Keep yourself away from that snorting habit and the risks are generally very low.
For the latest information on asbestos in New Zealand: Click here.
Latest news article: Click here .
26. Codemarks and Appraisals.
Here are where you can find the CodeMarks and Appraisal Certificates for products or systems we recommend.
FFR - K1: Click here.
Blue Barrier Liquid Membranes: Click here.
This is for use behind cavities and internal substrates.
CodeMarked Liquid Cladding System.
Liquid Cladding System: Click here.
STPE Membranes: Click here.
Christchurch Flood Test: Click here.
Marriot Hotel: Click here.
Architects Offices: Click here.
Architects and Specifiers: Click here.
Overview: Click here.
27. What is a CodeMark?
A CodeMark provides impartial certification of building products as proof of compliance with the Building Code. Certification ensures acceptance by all Councils or Certifiers within New Zealand or Australia. A CodeMark Certificate provides a much higher level of proof of performance than other forms of compliance.
CodeMark is a voluntary product certification scheme that provides an easily-understood and robust way to show a building product meets the requirements of the New Zealand Building Code. A product can be a building or construction method, building design or a building material.
CodeMark is suitable for any building product but is particularly beneficial to manufacturers and suppliers of products that are innovative, new to the market or would have serious consequences if they failed. It also provides a marketing advantage as certified products are deemed to comply with the Building Code, are listed on our public Register and can use the CodeMark brand on advertising relating to the product.

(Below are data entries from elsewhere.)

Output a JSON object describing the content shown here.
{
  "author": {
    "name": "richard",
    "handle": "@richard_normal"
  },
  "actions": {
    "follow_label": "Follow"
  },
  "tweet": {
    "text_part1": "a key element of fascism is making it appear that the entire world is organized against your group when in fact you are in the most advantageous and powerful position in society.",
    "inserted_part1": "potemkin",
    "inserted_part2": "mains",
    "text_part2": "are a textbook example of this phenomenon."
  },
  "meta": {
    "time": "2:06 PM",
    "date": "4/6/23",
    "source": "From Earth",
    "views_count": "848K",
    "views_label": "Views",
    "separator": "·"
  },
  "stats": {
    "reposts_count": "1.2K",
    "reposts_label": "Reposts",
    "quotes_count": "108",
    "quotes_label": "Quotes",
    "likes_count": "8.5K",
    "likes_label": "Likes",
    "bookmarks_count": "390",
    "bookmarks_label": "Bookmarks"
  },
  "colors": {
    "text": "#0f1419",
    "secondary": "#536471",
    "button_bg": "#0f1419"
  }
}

CodeMark is an unchallengeable form of product assurance. Building consent authorities (BCAs, usually councils) must accept a product certificate as evidence of compliance with the Building Code – that is, as long as the product is used in accordance with the use and limitations defined on the certificate.
28. We were told Thermal Imaging is not necessary for a building inspection!
Many inspectors do not carry thermal imaging cameras. They may have decided not to for many reasons that we do not know or cannot comment on. It's a free world, and that's their choice.
But there are some reasons why you may want thermal imaging used as part of your next building inspection.
One of the key questions banks and buyers are wanting to establish an answer for is, "Is this building suffering or going to suffer from moisture issues?" A simple moisture meter is unable to answer that question for a variety of reasons (see previous section on moisture meters for some reasons why).
But let's approach that question using the principles of building science and the need for thermal imaging becomes apparent. Not all water in a building is from a leak or rain. A large amount of water entering a home comes in as water vapour . . .
"Water vapor is not only transported by vapor diffusion, but also by air leakage. When warm, moist air inside a conditioned building leaks through unintentional openings in the building enclosure, there is a potential for interstitial condensation to occur during periods of cold outdoor temperatures.
In cold climates, the duration of this risk is over most of the heating season.
Air leakage induced by indoor to outdoor pressure differences across the building enclosure can transport significant amounts of moisture, some or all of which may condense on cold surfaces within the building enclosure assembly.
In severe cases, moisture accumulation may lead to damage or failure of materials, and under all circumstances, the loss of energy due to the leakage of conditioned air from the building can prove expensive."
~ from Moisture Management Strategies by Ted J. Kesik, Ph.D., P.Eng., MASHRAE, University of Toronto.
The best way to spot air leakage is with a thermal camera—end of story. Without a thermal camera, you have no way of spotting this issue.
Require that a thermal camera is involved in any inspection of any building you are buying and used in the diagnosis of any internal moisture issues you discover.